In its irreverent transformations, La femme amphore also expresses a humorous dimension that is perfectly in keeping with Arp’s art. Reduced to its intimate, hidden body part, the human form is desecrated, perhaps even mocked for its vanity. Moreover, the organic, microbic shapes which form the work hint at the invisible cellular world hidden in the human body, adding another layer of meaning to the work, suggesting a bewildering confrontation of macro and micro in this palimpsest motif. Throughout his 1920s bas-reliefs, Arp sought to objectify the human form.
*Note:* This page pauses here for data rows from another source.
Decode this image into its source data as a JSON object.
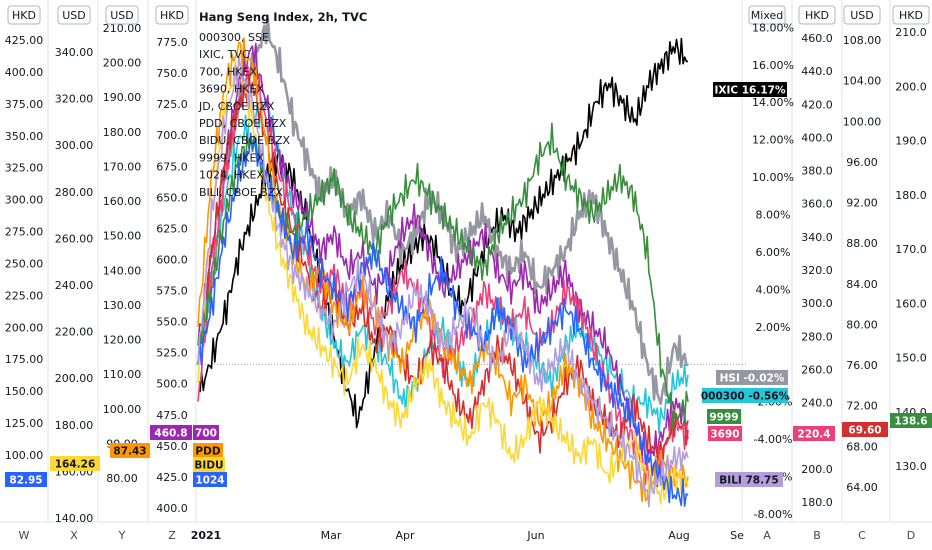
{
  "legend": {
    "title": "Hang Seng Index, 2h, TVC",
    "items": [
      "000300, SSE",
      "IXIC, TVC",
      "700, HKEX",
      "3690, HKEX",
      "JD, CBOE BZX",
      "PDD, CBOE BZX",
      "BIDU, CBOE BZX",
      "9999, HKEX",
      "1024, HKEX",
      "BILI, CBOE BZX"
    ]
  },
  "colors": {
    "hsi": "#9598a1",
    "csi": "#26c6da",
    "ixic": "#000000",
    "t700": "#9c27b0",
    "m3690": "#ec407a",
    "jd": "#d32f2f",
    "pdd": "#ff9800",
    "bidu": "#fdd835",
    "n9999": "#388e3c",
    "k1024": "#2962ff",
    "bili": "#b39ddb"
  },
  "chart_data": {
    "type": "line",
    "x_labels": [
      "2021",
      "Mar",
      "Apr",
      "Jun",
      "Aug",
      "Se"
    ],
    "mixed_axis": {
      "unit": "Mixed",
      "ticks": [
        "18.00%",
        "16.00%",
        "14.00%",
        "12.00%",
        "10.00%",
        "8.00%",
        "6.00%",
        "4.00%",
        "2.00%",
        "-2.00%",
        "-4.00%",
        "-6.00%",
        "-8.00%"
      ],
      "range": [
        -8,
        18.5
      ]
    },
    "left_axes": [
      {
        "letter": "W",
        "unit": "HKD",
        "ticks": [
          "425.00",
          "400.00",
          "375.00",
          "350.00",
          "325.00",
          "300.00",
          "275.00",
          "250.00",
          "225.00",
          "200.00",
          "175.00",
          "150.00",
          "125.00",
          "100.00"
        ]
      },
      {
        "letter": "X",
        "unit": "USD",
        "ticks": [
          "340.00",
          "320.00",
          "300.00",
          "280.00",
          "260.00",
          "240.00",
          "220.00",
          "200.00",
          "180.00",
          "160.00",
          "140.00"
        ]
      },
      {
        "letter": "Y",
        "unit": "USD",
        "ticks": [
          "210.00",
          "200.00",
          "190.00",
          "180.00",
          "170.00",
          "160.00",
          "150.00",
          "140.00",
          "130.00",
          "120.00",
          "110.00",
          "100.00",
          "90.00",
          "80.00"
        ]
      },
      {
        "letter": "Z",
        "unit": "HKD",
        "ticks": [
          "775.0",
          "750.0",
          "725.0",
          "700.0",
          "675.0",
          "650.0",
          "625.0",
          "600.0",
          "575.0",
          "550.0",
          "525.0",
          "500.0",
          "475.0",
          "450.0",
          "425.0",
          "400.0"
        ]
      }
    ],
    "right_axes": [
      {
        "letter": "A",
        "unit": "Mixed"
      },
      {
        "letter": "B",
        "unit": "HKD",
        "ticks": [
          "460.0",
          "440.0",
          "420.0",
          "400.0",
          "380.0",
          "360.0",
          "340.0",
          "320.0",
          "300.0",
          "280.0",
          "260.0",
          "240.0",
          "220.0",
          "200.0",
          "180.0"
        ]
      },
      {
        "letter": "C",
        "unit": "USD",
        "ticks": [
          "108.00",
          "104.00",
          "100.00",
          "96.00",
          "92.00",
          "88.00",
          "84.00",
          "80.00",
          "76.00",
          "72.00",
          "68.00",
          "64.00"
        ]
      },
      {
        "letter": "D",
        "unit": "HKD",
        "ticks": [
          "210.0",
          "200.0",
          "190.0",
          "180.0",
          "170.0",
          "160.0",
          "150.0",
          "140.0",
          "130.0"
        ]
      }
    ],
    "series": [
      {
        "name": "IXIC",
        "values_pct": [
          -1.5,
          0.5,
          3,
          6,
          8,
          10,
          11,
          10,
          8,
          5,
          2,
          -1,
          -3,
          0,
          3,
          5,
          6,
          7,
          6,
          4,
          3,
          5,
          7,
          8,
          7,
          8,
          9,
          10,
          11,
          12,
          14,
          15,
          14,
          13,
          15,
          16,
          17,
          16.17
        ]
      },
      {
        "name": "HSI",
        "values_pct": [
          0,
          4,
          10,
          14,
          16,
          18,
          16,
          13,
          11,
          9,
          10,
          8,
          9,
          7,
          8,
          6,
          7,
          9,
          8,
          6,
          7,
          8,
          6,
          5,
          6,
          4,
          5,
          6,
          8,
          9,
          7,
          5,
          3,
          0,
          -2,
          1,
          -0.02
        ]
      },
      {
        "name": "000300",
        "values_pct": [
          0,
          5,
          9,
          12,
          13,
          14,
          11,
          8,
          6,
          3,
          1,
          0,
          2,
          1,
          0,
          -2,
          -1,
          1,
          2,
          0,
          -1,
          1,
          3,
          2,
          1,
          0,
          -1,
          1,
          2,
          1,
          0,
          -1,
          -2,
          -2,
          -3,
          -1,
          -0.56
        ]
      },
      {
        "name": "700",
        "values_pct": [
          1,
          6,
          11,
          15,
          17,
          14,
          11,
          9,
          8,
          6,
          7,
          5,
          6,
          4,
          5,
          7,
          8,
          6,
          4,
          5,
          6,
          7,
          5,
          4,
          5,
          3,
          4,
          5,
          3,
          2,
          1,
          -1,
          -3,
          -5,
          -4,
          -2,
          -3
        ]
      },
      {
        "name": "3690",
        "values_pct": [
          -2,
          5,
          10,
          14,
          16,
          13,
          10,
          8,
          6,
          4,
          5,
          3,
          4,
          2,
          3,
          5,
          4,
          2,
          0,
          1,
          2,
          4,
          3,
          2,
          3,
          1,
          2,
          4,
          3,
          1,
          -1,
          -3,
          -4,
          -6,
          -5,
          -3,
          -4
        ]
      },
      {
        "name": "JD",
        "values_pct": [
          0,
          6,
          11,
          14,
          15,
          12,
          9,
          7,
          5,
          3,
          4,
          2,
          3,
          1,
          2,
          0,
          -1,
          1,
          0,
          -2,
          -3,
          -1,
          1,
          0,
          -2,
          -4,
          -3,
          -1,
          0,
          -2,
          -3,
          -4,
          -2,
          -4,
          -5,
          -3,
          -3.5
        ]
      },
      {
        "name": "PDD",
        "values_pct": [
          2,
          10,
          15,
          17,
          16,
          12,
          8,
          6,
          4,
          5,
          3,
          2,
          4,
          3,
          1,
          0,
          2,
          3,
          1,
          0,
          -1,
          1,
          0,
          -2,
          -1,
          -3,
          -2,
          0,
          -1,
          -3,
          -4,
          -5,
          -6,
          -7,
          -5,
          -6,
          -6
        ]
      },
      {
        "name": "BIDU",
        "values_pct": [
          -1,
          8,
          14,
          16,
          13,
          9,
          6,
          4,
          2,
          1,
          0,
          -1,
          1,
          0,
          -2,
          -3,
          -1,
          0,
          -2,
          -3,
          -4,
          -2,
          -3,
          -5,
          -4,
          -2,
          -3,
          -4,
          -5,
          -4,
          -6,
          -5,
          -4,
          -6,
          -7,
          -6,
          -6.5
        ]
      },
      {
        "name": "9999",
        "values_pct": [
          1,
          4,
          8,
          11,
          12,
          10,
          8,
          7,
          8,
          9,
          10,
          8,
          7,
          6,
          8,
          9,
          10,
          9,
          8,
          7,
          6,
          5,
          7,
          8,
          9,
          11,
          12,
          10,
          9,
          8,
          9,
          10,
          9,
          6,
          0,
          -3,
          -2
        ]
      },
      {
        "name": "1024",
        "values_pct": [
          0,
          3,
          7,
          10,
          12,
          10,
          8,
          6,
          7,
          5,
          4,
          3,
          5,
          6,
          4,
          3,
          2,
          4,
          5,
          3,
          2,
          1,
          3,
          2,
          0,
          1,
          2,
          3,
          2,
          0,
          -1,
          -2,
          -3,
          -5,
          -6,
          -7,
          -7
        ]
      },
      {
        "name": "BILI",
        "values_pct": [
          0,
          8,
          13,
          16,
          14,
          10,
          7,
          5,
          4,
          3,
          2,
          4,
          5,
          3,
          1,
          2,
          4,
          3,
          1,
          2,
          3,
          1,
          0,
          2,
          1,
          -1,
          0,
          1,
          -1,
          -2,
          -3,
          -4,
          -5,
          -7,
          -6,
          -5,
          -5
        ]
      }
    ],
    "value_tags": [
      {
        "text": "IXIC",
        "value": "16.17%"
      },
      {
        "text": "HSI",
        "value": "-0.02%"
      },
      {
        "text": "000300",
        "value": "-0.56%"
      },
      {
        "text": "9999",
        "value": ""
      },
      {
        "text": "3690",
        "value": ""
      },
      {
        "text": "BILI",
        "value": "78.75"
      },
      {
        "text": "",
        "value": "220.4"
      },
      {
        "text": "",
        "value": "69.60"
      },
      {
        "text": "",
        "value": "138.6"
      },
      {
        "text": "",
        "value": "82.95"
      },
      {
        "text": "",
        "value": "164.26"
      },
      {
        "text": "",
        "value": "87.43"
      },
      {
        "text": "",
        "value": "460.8"
      },
      {
        "text": "700",
        "value": ""
      },
      {
        "text": "PDD",
        "value": ""
      },
      {
        "text": "BIDU",
        "value": ""
      },
      {
        "text": "1024",
        "value": ""
      }
    ]
  }
}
Scornfully, he admitted: ‘During the twenties I was especially interested in objects, by which I also mean man, that obelisk-bonbon’ (J. Arp, ‘Arpadian Encyclopedia’, pp. 355-358, in M. Jean, ed., Arp: Collected French Writings, London, 1974, p. 355). In active Dada spirit, Arp demoted the human figure to the level of an object, to a casual shape modelled by nature. In La femme amphore, Arp operated this transformation by dissolving the human silhouette into a vaginal pink shape. Jane Hancock, moreover, perceived the slight diagonal orientation of the forms in works such as La femme amphore as a further insult to humans’ noble, erect presence in the world: ‘[Arp] based many figures and objects on symmetrical designs, but distorted the symmetry with a diagonal thrust effectively undermining the solemnity of the images’ (J. Hancock, ‘The Figure and Its Attributes: Dada and Surrealism’, pp. 88-89, in Arp: 1886-1966, exh. cat., Minneapolis, 1987, p. 89). In 1948, Arp explained his aim: ‘I wanted to find another order, another value for man in nature. He was no longer to be the measure of all things, no longer to reduce everything to his own measure, but on the contrary, all things and man were to be like nature, without measure. I wanted to create new appearances, extract new forms from man’ (J. Arp, ‘I Became More and More Removed from Aesthetics’, pp. 237-238, in M. Jean, ed., op. cit., p. 237). Throwing new bridges between words,shapes and meaning and teeming with sexual undertones, La femme amphore brilliantly captures Arp’s 1920s complex and compelling position at the crossroads between Dada and Surrealism.

Since 1977 a large part of the estates of both Hans Arp and his first wife, the Swiss artist Sophie Taeuber-Arp, has been preserved by the Jean Arp and Sophie Taeuber Arp Foundation. The Foundation is actively engaged in making their collection, archives and library holdings available to further independent international research into the work of both artists. From Autumn 2014 the catalogue raisonné of sculptures by Arp will be accessible online, thus creating a complete listing of all casts in existence and opening up a transparent discussion about Arp’s oeuvre. In addition, the Foundation will offer research grants. An oral history project will also collect historic and personal facts about the life and work of the two artists in digital format. The first of a planned series of conferences will take place in 2015 at the American Academy in Berlin, entitled “Hans Arp and the USA” and focusing on how widely Arp’s work resonated in the United States, particularly after 1945. The proceeds of the sale of La femme amphore will be used by the Foundation to support these ongoing projects.